I’m taking a slight detour to Denmark today. This suit once belonged to the Swedish Royal Family, but since it was never part of The Bernadotte Family Foundation, it slipped out of our hands (our, as in Swedes everywhere). The suit likely belonged to the very first Bernadotte Queen, Desiree (Queen consort of King Charles XIV John of Sweden who reigned 1818-1844). For some reason, she didn’t let the parure become part of the foundation and instead it ended up in Denmark when Princess Louise married into the Danish royal family in 1869. Lucky Danes. (Are you able to read between the lines that I’m very much in favour of foundations that keep serious bling within our borders?)
Tradition claims Queen Desiree wore this at the coronation of Emperor Napoleon. Yes that Napoleon, and that Coronation. This is serious Historical Napoleonic Spectacular Bling. On a side-note, Desiree was once engaged to Napoleon, before a certain Josephine caught his eye.
At the time of her death, the inventory of her estate describes this parure as consisting of oriental rubies surrounded by diamonds. Specified are a comb, a pair of chandelier earrings, a necklace, a pin and a garland of wine leafs with clusters of red wineberries. The photo above shows the garland tiara in its current shape (it was refashion in the 20th century), but below you’ll see a photo of the late Queen consort of Denmark, Ingrid (also born Princess of Sweden), wearing the garland tiara as it used to look like. She uses the comb as a corsage here.
The comb was probably used as an additional hair piece with the tiara. More about the regency fashion with double-decker tiaras in this post.

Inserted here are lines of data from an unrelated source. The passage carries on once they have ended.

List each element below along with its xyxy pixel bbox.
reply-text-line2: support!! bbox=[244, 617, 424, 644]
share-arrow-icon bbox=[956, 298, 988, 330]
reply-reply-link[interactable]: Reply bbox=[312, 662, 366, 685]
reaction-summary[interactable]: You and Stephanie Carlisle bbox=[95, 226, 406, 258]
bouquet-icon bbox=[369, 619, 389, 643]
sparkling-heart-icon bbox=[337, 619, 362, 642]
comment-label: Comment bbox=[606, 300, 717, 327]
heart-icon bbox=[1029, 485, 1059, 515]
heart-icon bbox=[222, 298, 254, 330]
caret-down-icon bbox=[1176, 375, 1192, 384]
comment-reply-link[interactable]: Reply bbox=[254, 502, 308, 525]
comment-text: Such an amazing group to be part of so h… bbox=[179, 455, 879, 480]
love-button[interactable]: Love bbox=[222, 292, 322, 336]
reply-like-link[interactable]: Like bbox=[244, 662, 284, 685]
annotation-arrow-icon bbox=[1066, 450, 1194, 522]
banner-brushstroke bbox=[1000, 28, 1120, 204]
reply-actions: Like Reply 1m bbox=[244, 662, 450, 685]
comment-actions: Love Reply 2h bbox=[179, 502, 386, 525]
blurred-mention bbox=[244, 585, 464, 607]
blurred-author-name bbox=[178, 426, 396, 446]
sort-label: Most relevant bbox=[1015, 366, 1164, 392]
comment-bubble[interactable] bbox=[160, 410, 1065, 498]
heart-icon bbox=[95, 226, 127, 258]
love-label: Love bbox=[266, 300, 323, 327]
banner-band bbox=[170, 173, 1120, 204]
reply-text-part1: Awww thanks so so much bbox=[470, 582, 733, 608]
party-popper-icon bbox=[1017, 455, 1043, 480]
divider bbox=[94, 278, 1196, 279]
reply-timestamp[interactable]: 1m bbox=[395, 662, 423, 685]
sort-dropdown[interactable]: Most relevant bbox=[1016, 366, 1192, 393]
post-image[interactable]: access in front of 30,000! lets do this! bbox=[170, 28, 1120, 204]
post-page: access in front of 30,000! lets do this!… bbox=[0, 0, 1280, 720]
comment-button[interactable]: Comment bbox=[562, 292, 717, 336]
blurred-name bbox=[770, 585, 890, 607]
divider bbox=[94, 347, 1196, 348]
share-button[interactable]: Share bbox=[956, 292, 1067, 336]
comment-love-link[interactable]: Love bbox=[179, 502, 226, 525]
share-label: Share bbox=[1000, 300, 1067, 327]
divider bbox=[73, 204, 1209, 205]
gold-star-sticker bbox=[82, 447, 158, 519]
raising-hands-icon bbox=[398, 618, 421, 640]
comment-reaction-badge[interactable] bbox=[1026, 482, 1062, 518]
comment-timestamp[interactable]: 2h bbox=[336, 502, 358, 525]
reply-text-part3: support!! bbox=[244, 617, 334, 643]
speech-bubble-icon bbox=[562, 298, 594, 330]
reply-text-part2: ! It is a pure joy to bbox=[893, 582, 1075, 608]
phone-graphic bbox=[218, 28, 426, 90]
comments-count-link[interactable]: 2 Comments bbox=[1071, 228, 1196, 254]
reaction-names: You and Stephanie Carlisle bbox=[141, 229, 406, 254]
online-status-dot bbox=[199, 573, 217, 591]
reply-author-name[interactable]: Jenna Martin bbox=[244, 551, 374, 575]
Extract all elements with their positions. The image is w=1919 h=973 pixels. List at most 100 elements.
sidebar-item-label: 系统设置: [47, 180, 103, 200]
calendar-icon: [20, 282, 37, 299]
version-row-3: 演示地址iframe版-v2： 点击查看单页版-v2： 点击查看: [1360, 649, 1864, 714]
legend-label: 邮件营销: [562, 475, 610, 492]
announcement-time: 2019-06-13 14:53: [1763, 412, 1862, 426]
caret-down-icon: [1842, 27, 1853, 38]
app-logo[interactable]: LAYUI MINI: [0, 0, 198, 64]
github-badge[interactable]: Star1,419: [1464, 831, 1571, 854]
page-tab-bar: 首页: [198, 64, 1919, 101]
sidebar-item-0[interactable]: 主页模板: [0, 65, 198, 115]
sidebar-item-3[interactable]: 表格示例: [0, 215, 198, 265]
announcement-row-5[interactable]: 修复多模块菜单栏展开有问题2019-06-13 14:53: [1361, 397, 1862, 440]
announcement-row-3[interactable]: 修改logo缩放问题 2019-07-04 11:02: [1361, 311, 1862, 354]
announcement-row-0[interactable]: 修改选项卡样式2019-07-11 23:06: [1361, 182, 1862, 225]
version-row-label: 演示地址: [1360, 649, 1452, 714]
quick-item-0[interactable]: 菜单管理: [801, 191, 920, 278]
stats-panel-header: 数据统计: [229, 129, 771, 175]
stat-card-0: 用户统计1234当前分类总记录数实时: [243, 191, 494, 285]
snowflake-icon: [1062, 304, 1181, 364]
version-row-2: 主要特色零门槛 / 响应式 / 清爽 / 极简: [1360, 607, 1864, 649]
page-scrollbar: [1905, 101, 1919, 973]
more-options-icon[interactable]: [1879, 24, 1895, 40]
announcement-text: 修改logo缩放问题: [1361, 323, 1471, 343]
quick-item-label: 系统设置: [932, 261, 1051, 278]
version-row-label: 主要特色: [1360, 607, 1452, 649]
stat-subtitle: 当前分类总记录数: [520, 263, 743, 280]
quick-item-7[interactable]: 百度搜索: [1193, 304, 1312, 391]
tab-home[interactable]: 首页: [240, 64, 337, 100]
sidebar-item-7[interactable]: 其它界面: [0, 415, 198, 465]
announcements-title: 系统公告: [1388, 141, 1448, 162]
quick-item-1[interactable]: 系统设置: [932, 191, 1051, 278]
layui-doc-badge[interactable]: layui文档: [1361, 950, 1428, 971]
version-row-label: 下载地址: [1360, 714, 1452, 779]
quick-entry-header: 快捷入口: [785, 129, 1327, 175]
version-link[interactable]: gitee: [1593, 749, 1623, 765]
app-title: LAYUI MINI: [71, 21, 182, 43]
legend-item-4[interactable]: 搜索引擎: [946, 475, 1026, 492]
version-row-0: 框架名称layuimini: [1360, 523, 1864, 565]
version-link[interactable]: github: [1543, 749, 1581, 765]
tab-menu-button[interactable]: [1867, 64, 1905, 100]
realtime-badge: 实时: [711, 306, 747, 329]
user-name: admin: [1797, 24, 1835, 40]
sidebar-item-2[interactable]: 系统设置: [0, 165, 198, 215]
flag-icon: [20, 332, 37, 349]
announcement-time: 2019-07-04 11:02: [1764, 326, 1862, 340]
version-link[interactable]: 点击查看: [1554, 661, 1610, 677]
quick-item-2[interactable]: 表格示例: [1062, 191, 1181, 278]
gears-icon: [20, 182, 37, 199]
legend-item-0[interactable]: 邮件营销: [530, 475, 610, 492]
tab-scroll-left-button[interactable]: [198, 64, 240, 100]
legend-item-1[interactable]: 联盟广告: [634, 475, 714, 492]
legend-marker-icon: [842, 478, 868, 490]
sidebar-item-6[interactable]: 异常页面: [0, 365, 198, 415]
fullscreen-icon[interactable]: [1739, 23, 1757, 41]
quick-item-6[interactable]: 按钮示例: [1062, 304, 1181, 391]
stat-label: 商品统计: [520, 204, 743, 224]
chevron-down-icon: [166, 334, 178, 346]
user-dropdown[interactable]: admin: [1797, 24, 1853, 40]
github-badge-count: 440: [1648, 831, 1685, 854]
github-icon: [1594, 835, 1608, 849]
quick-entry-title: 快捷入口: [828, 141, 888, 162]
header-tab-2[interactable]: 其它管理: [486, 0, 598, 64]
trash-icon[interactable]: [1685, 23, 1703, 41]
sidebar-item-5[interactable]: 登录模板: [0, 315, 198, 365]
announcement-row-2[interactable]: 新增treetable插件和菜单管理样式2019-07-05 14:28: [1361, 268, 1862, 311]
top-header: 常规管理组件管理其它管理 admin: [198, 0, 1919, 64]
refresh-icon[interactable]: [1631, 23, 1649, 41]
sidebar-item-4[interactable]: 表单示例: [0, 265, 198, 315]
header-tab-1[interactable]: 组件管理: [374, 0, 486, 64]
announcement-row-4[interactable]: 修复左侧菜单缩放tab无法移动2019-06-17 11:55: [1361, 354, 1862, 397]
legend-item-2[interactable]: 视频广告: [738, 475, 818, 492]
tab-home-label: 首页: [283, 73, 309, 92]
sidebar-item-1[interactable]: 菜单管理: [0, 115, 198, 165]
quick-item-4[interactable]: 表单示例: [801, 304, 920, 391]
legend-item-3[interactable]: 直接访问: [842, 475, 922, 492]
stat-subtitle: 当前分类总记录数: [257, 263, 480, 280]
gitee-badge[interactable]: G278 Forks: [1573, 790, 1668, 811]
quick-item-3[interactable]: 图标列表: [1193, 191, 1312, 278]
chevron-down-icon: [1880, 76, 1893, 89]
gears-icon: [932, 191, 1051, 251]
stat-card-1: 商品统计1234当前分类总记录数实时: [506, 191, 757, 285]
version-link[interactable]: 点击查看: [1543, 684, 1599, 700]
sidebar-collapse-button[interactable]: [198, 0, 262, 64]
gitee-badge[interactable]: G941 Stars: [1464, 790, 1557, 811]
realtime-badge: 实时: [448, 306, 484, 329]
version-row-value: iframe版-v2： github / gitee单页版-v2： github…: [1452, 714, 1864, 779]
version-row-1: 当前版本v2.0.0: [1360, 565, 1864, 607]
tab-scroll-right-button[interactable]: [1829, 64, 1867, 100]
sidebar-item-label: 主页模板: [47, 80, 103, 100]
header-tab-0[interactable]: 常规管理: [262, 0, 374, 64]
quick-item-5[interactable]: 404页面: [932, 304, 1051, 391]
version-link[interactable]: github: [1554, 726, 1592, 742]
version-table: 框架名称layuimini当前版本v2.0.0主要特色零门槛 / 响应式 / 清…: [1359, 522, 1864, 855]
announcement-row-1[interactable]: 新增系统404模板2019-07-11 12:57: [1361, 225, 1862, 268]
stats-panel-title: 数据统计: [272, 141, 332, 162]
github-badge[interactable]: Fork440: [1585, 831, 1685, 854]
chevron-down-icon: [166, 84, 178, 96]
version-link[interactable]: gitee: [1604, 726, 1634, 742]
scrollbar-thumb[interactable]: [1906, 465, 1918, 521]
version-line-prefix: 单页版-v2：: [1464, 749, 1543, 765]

Today the comb has been attached to the tiara, creating less of a regency piece, but a killer tiara (in my humble opinion). Queen Ingrid gave the parure to her grandson, the current Crown Prince of Denmark, and it is use by his wife, Crown Princess Mary. She only wears it for special occasions, and almost solely in Denmark. It did however make a brief re-visit to Sweden at the wedding of the Crown Princess of Sweden in 2010.